FOR ARAB-AMERICANS, listening to the national conversation about the Dubai ports deal was a painful experience — in large part because we were mostly excluded from the conversation. When Dubai Ports World unilaterally decided to end everyone’s misery by transferring operations to a “U.S. entity,” a great relief set in, with Arab-Americans pausing to reflect on this depressing chapter and what it meant for our already-dwindling chances of assimilation into American society.
It was time to reassess a failed policy of trying to curry favor with America through imitation. As’ad Abukhalil, author of The Battle for Saudi Arabia and a political-science professor at Cal State Stanislaus, said: “Look at the Middle Eastern governments — no matter how subservient and submissive they are, Congress will still humiliate them.” He blamed the blackout of Arab-American voices partly on a lack of initiative by “Arab-American organizations” that “are not representative of Arab opinion” and are “at the service of Gulf regimes.”
Laila Al-Qatami, communications director for the ADC (American-Arab Anti-Discrimination Committee), charged ahead with an awareness campaign to shed light on racist rhetoric in media and government, fueled by an infamous comment from Democratic Senator Frank Lautenberg of New Jersey. (“I said I won’t do business with the devil and I won’t do business with Dubai.”) The organization received an onslaught of xenophobic hate mail in the days after the port story broke.

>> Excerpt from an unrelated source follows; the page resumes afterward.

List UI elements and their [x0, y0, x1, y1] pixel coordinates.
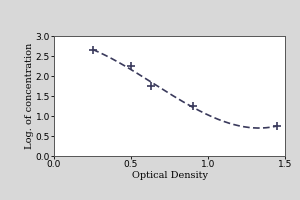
Y-axis label: Log. of concentration: Log. of concentration	[25, 43, 34, 149]
X-axis label: Optical Density: Optical Density	[131, 171, 208, 180]
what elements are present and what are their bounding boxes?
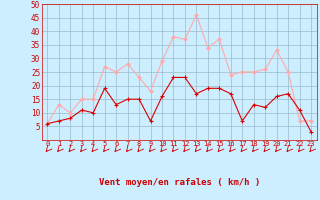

She wishes the missing American voices of Navy officers and Homeland Security officials who had positive interactions with the Emirates could have been heard.

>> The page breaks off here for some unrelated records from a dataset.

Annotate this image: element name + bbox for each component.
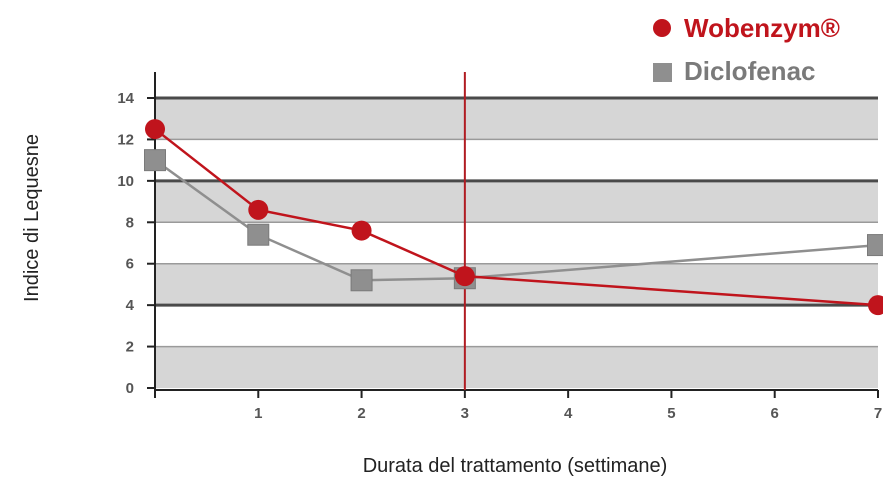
- point-wobenzym-2: [351, 220, 372, 241]
- y-tick-label-0: 0: [126, 380, 134, 397]
- legend: Wobenzym® Diclofenac: [653, 13, 840, 86]
- point-diclofenac-2: [350, 269, 373, 292]
- legend-label-diclofenac: Diclofenac: [684, 56, 816, 86]
- x-tick-label-1: 1: [254, 405, 262, 422]
- x-tick-label-2: 2: [357, 405, 365, 422]
- x-tick-label-7: 7: [874, 405, 882, 422]
- point-diclofenac-4: [867, 234, 883, 257]
- x-tick-label-6: 6: [771, 405, 779, 422]
- x-tick-label-5: 5: [667, 405, 675, 422]
- band-1: [155, 263, 878, 306]
- y-axis-title: Indice di Lequesne: [21, 134, 43, 302]
- band-0: [155, 346, 878, 388]
- y-tick-label-10: 10: [117, 173, 134, 190]
- legend-marker-diclofenac: [653, 63, 672, 82]
- y-tick-label-4: 4: [126, 297, 135, 314]
- band-layer: [155, 98, 878, 388]
- series-layer: [144, 119, 883, 316]
- y-tick-label-8: 8: [126, 214, 134, 231]
- legend-marker-wobenzym: [653, 19, 671, 37]
- y-tick-layer: 0 2 4 6 8 10 12 14: [117, 90, 155, 397]
- x-tick-label-4: 4: [564, 405, 573, 422]
- x-axis-title: Durata del trattamento (settimane): [363, 455, 668, 477]
- grid-layer: [155, 96, 878, 348]
- y-tick-label-2: 2: [126, 339, 134, 356]
- point-diclofenac-1: [247, 223, 270, 246]
- point-wobenzym-0: [145, 119, 165, 140]
- y-tick-label-14: 14: [117, 90, 134, 107]
- point-wobenzym-3: [454, 266, 475, 287]
- band-2: [155, 180, 878, 223]
- x-tick-layer: 1 2 3 4 5 6 7: [154, 390, 882, 422]
- y-tick-label-6: 6: [126, 256, 134, 273]
- point-wobenzym-4: [868, 295, 883, 316]
- y-tick-label-12: 12: [117, 131, 134, 148]
- band-3: [155, 98, 878, 140]
- legend-label-wobenzym: Wobenzym®: [684, 13, 840, 43]
- point-diclofenac-0: [144, 149, 166, 172]
- x-tick-label-3: 3: [461, 405, 469, 422]
- point-wobenzym-1: [248, 199, 269, 220]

Given that Dubai represents a beacon of progress for the Arab world (some call it the “Monaco of the Middle East”), Arab-Americans were demoralized when their best candidate for American acceptance was rejected. “If the UAE can’t do it, what Arab country will be able to?” asked an Arab-American grad student studying Gulf relations at Georgetown. “If the role model of the region is not even given a fair chance, it’s a deterrent for other Middle Eastern countries.” He regretted the callous superficiality of the whole debate: “It became frustrating when you’re watching the news and facts about the UAE are jumbled,” he said. “Some parts of the U.S. still can’t differentiate between the UAE and Taliban-era Afghanistan.”
Other Arab-Americans found themselves in a familiar post-9/11 bewilderment, alienated by both wings of American politics. Will Youmans, a Palestinian-American hip-hop artist who also goes by the name Iron Sheikh, used a metaphor to describe just how low politicians could go, and the banal stakes involved in ganging up on a defenseless “enemy”: “It shows to me the truly sorry state of American politics: On the level of ideas, the contest is superficial. It is more like two cousins trying to get appointed head manager of the Wal-Mart. To get the position, they only need to win over the right people, but not present an intelligent program for making anything better.” In light of events, Iron Sheikh vows to “vote Green Party, always.”
Some Arab-American writers, like Newsweek’s Lorraine Ali, did once have faith in the Democratic Party: “I’m used to that kind of racism coming from right-wing conservative groups, but for Democrats to do that?” Her comment reminded me of a recent commute home one day after work, when I listened to all sides of KCRW’s Left, Right & Center align for seemingly the first time in condemning the deal. (Et tu, Arianna?) Lorraine tried to put a humorous spin on things: “We’re talked about like we’re not even in the room, and all of a sudden two people in the back of the party are saying ‘hey!’?”
She’ll remember the Dubai debacle as a “horrible chapter in Arab-American history,” a “turning point.” Why fear a deal with the most progressive country in the Arab world? “I’m sure we’d have a really nice, clean, modern, psychologically advanced port! I hear Dubai is safer and cleaner than many neighborhoods in America.” She starts talking about some of the more outlandish developments under construction, like artificial land masses: “We could have ports that look like lovely palm fronds,” she exclaims, in reference to The Palm, an artificial archipelago in the shape of a tree. “What’s wrong with this country?!” At the end of the day, Lorraine can only throw up her hands. “The whole thing makes me so pissed off I wanna move to Dubai. I know there’s no logic in that; it’s like a 14-year-old girl,” she says, before definitively making up her mind. “Fuck you! I’m going to Dubai!”